Samui Wining & Dining
Kitchen King

March’s ‘Chef of The Month’ is Khun Somroj Mepiern at The Farmer.


K4hun Somroj Mepiern worked as a chef in 5-star resorts for almost 30 years before opening his own restaurant – The Farmer – last September. It’s at the far end of Maenam coming from Chaweng and was long anticipated as he was born and raised on the island and spent the previous 18 years as executive chef at two high-profile resorts on Samui. We caught up with Chef Somroj to find out more about him and his food.

JP: When did you decide you wanted to be a chef and what did you do about it?

SM: I didn’t come from a family of professional chefs or anything like that, we were farmers but when I left school I did think that one day I would love to own and run a restaurant. I moved to Phuket to study hotel and tourism management; there wasn’t anywhere on Samui to do that and Phuket already had a good hotel school and 5-star resorts.


JP: And from there?

SM: I got a junior position at the Erawan Hotel in Phuket and spent some time learning about all the different departments. Then I moved to the Dusit Thani and began focusing on the kitchen and working my way up through the ranks. After ten years or so on the Andaman coast I was asked to open the Santiburi (Dusit) Resort in Maenam on Samui as Executive Chef. It was wonderful to return home, as it were, and to such a prestigious position. Two years after that I was invited to take over at the Taling Ngam Resort as Executive Chef; back then it was owned by Le Meridien Group.
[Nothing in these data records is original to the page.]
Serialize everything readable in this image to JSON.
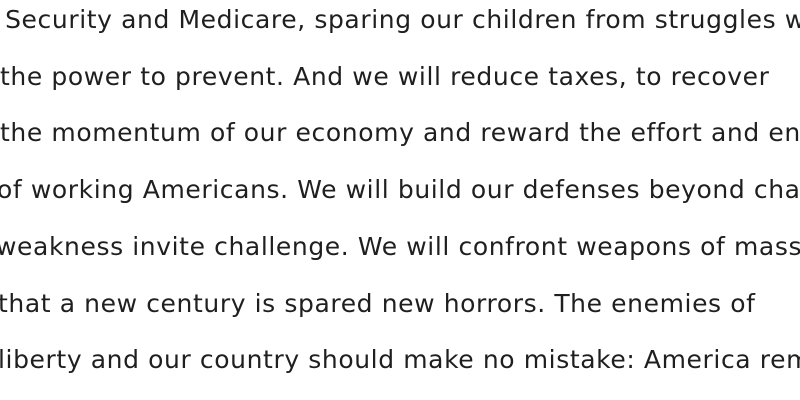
{
  "text": {
    "lines": [
      "l Security and Medicare, sparing our children from struggles we",
      "the power to prevent. And we will reduce taxes, to recover",
      "the momentum of our economy and reward the effort and ente",
      "of working Americans. We will build our defenses beyond chall",
      "weakness invite challenge. We will confront weapons of mass",
      "that a new century is spared new horrors. The enemies of",
      "liberty and our country should make no mistake: America rema"
    ]
  }
}
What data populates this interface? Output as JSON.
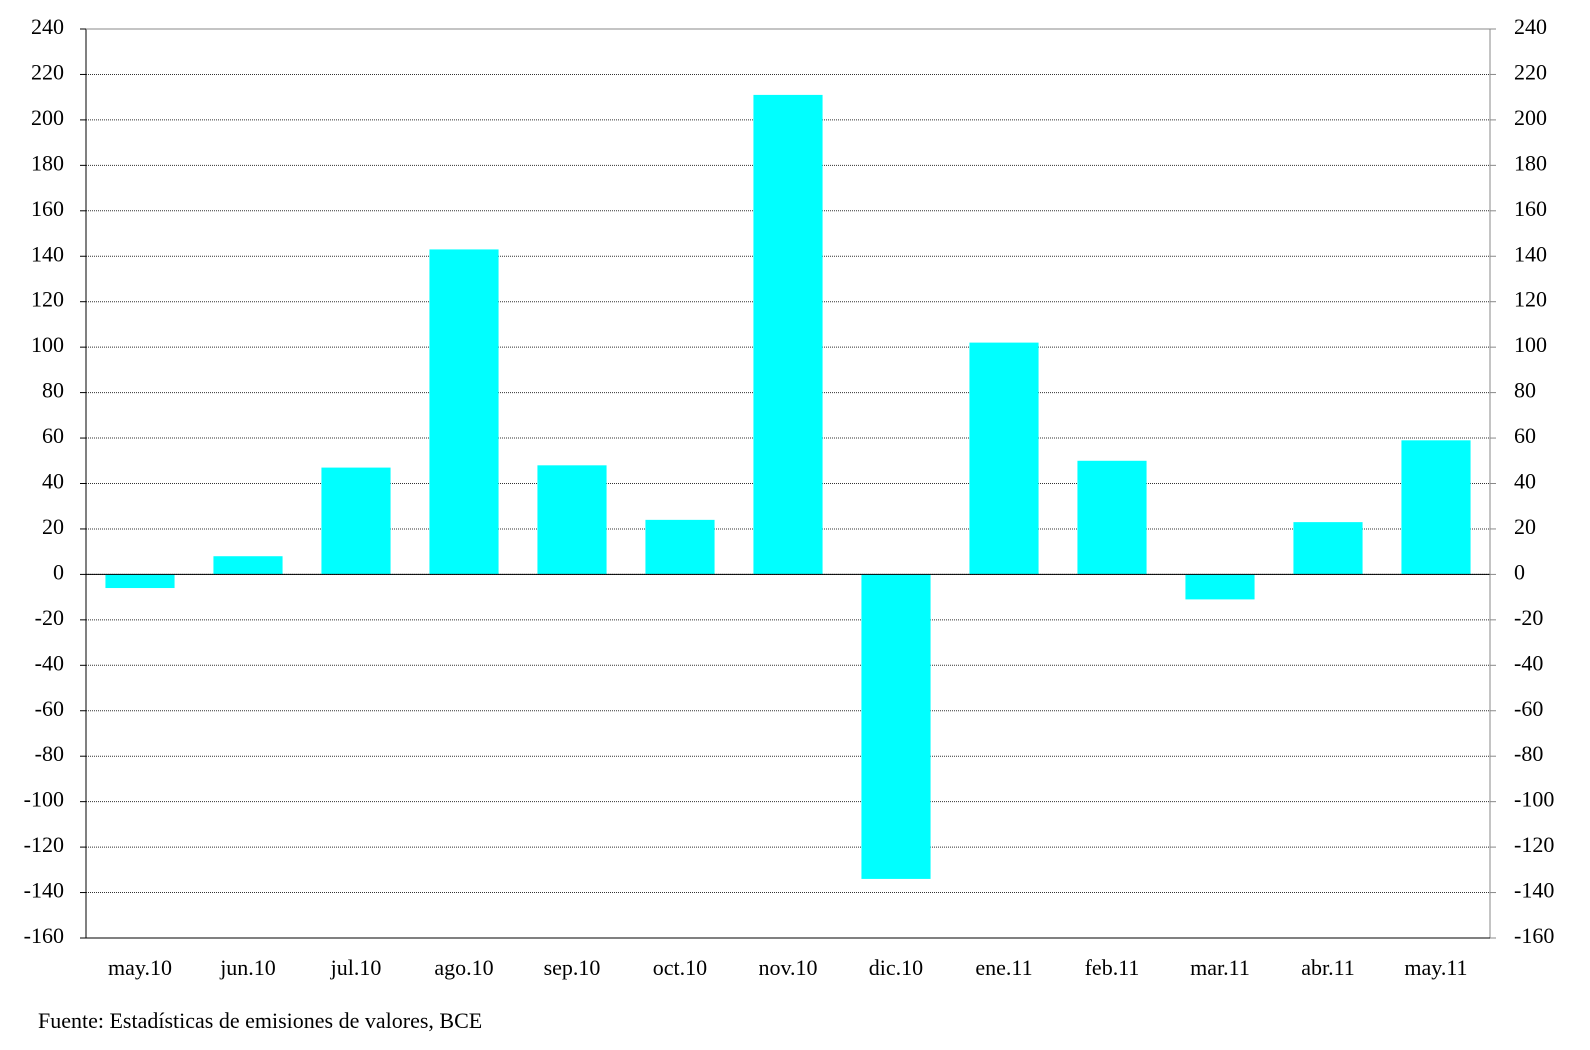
{
  "chart_data": {
    "type": "bar",
    "categories": [
      "may.10",
      "jun.10",
      "jul.10",
      "ago.10",
      "sep.10",
      "oct.10",
      "nov.10",
      "dic.10",
      "ene.11",
      "feb.11",
      "mar.11",
      "abr.11",
      "may.11"
    ],
    "values": [
      -6,
      8,
      47,
      143,
      48,
      24,
      211,
      -134,
      102,
      50,
      -11,
      23,
      59
    ],
    "color": "#00ffff",
    "ylim": [
      -160,
      240
    ],
    "yticks": [
      -160,
      -140,
      -120,
      -100,
      -80,
      -60,
      -40,
      -20,
      0,
      20,
      40,
      60,
      80,
      100,
      120,
      140,
      160,
      180,
      200,
      220,
      240
    ],
    "y2lim": [
      -160,
      240
    ],
    "y2ticks": [
      -160,
      -140,
      -120,
      -100,
      -80,
      -60,
      -40,
      -20,
      0,
      20,
      40,
      60,
      80,
      100,
      120,
      140,
      160,
      180,
      200,
      220,
      240
    ],
    "grid": true,
    "source": "Fuente: Estadísticas de emisiones de valores, BCE"
  }
}
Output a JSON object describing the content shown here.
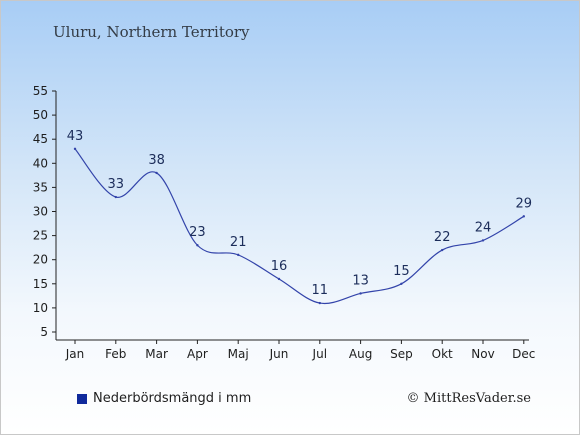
{
  "title": "Uluru, Northern Territory",
  "legend": {
    "label": "Nederbördsmängd i mm"
  },
  "copyright": "© MittResVader.se",
  "colors": {
    "line": "#3344aa",
    "legend_swatch": "#102a9c"
  },
  "chart_data": {
    "type": "line",
    "categories": [
      "Jan",
      "Feb",
      "Mar",
      "Apr",
      "Maj",
      "Jun",
      "Jul",
      "Aug",
      "Sep",
      "Okt",
      "Nov",
      "Dec"
    ],
    "series": [
      {
        "name": "Nederbördsmängd i mm",
        "values": [
          43,
          33,
          38,
          23,
          21,
          16,
          11,
          13,
          15,
          22,
          24,
          29
        ]
      }
    ],
    "ylim": [
      5,
      55
    ],
    "yticks": [
      5,
      10,
      15,
      20,
      25,
      30,
      35,
      40,
      45,
      50,
      55
    ],
    "data_labels": true,
    "grid": false,
    "legend_position": "bottom-left"
  }
}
I spent 16 fantastic years with them and had the opportunity to go and spend some time at a couple of their other 5-star properties in Dubai and Paris. It was an incredible experience and not one that many chefs from Thailand get the chance to do.


JP: Why did you decide to open your own restaurant?

SM: The timing was just right and it had been on my mind for some time. I knew the type of restaurant I wanted to create and my business partner had the perfect piece of land for what I required. We talked it over and pushed ahead with the plans.


JP: How would you describe The Farmer to someone who had never been?

SM: There’s a 150-metre long private driveway up to a modern Balinese-style restaurant. All around you’ll see real rice fields that we harvest three times a year. It’s how the name of the restaurant came about. Samui used to have lots of farms and rice fields when I was younger but sadly no more and I wanted to re-introduce them to the island. Back then you had to cultivate and grow most of your own food; there were no tourists, no airport, no roads and no supermarkets. I use about 20% of the rice in the restaurant and donate the rest to local schools. My wife is a school-teacher on Samui and we’ve started bringing groups of kids here during the day to learn about rice-farming and to teach them about their cultural heritage; it’s not something that should be forgotten.


JP: Tell us about the interior of the restaurant.

SM: We have an open-kitchen and two ‘Chef’s Tables’ just in front of it. To the right is the bar and upstairs we have a couple of rooms for groups or families that want some privacy. In front of the pond there’re two open-air terraces and there’s a covered dining area to the left of that which is built in a traditional Thai style. All of the tables overlook the rice fields which are lit up in the evening with the mountains beyond as the backdrop. And if someone wants a special table we can set one up in the middle of the rice fields with just the scarecrows for company; it’s certainly a little different.


JP: How would you describe the food at The Farmer and can you make some recommendations please?

SM: It’s a blend of regional Thai and International cuisine and the recipes are ones I have been cooking for many years. All of my chefs and front-of-house staff used to work with me at Taling Ngam Resort so we are a well practiced group. From the Thai choices, I’d recommend appetizers like pra ltad lom kab (golden fried prawns in a rice noodle spring roll or khong wang raum (a mixed selection of Thai appetizers). As a main dish I’d recommend the khow soi gai (a northern-style egg noodle dish with chicken curry), the goong ob woonsen (baked river prawns with glass noodles) or the pla yad sai ob kung gaeng (stuffed and baked sea bass with red curry). If you are more in the mood for International dishes, try the seared herb tuna with sesame and rocket salad to start with followed by the beef tenderloin with spiny lobster or the rack of lamb French-cut. And if you can manage it, order the young coconut crème brûlée or the crêpes Suzette to round off your meal.


JP: Finally, Chef, what advice would you give to a young chef today who aspires to run his own restaurant in the future?

SM: Start with a positive attitude, learn everything you can and never believe you know everything, work harder than everyone else and be in control of yourself at all times. Respect from your peers and colleagues is difficult to attain but it can all be lost if you lose your temper. A style like Gordon Ramsey’s just doesn’t work in Thailand; it’s culturally offensive and ineffective in managing a great team. And owning your own restaurant doesn’t just mean putting your reputation on the line, it will also cost you every last baht you have to set up. You’ll need perseverance and patience – and a maybe a little luck, but if it’s your dream then do it.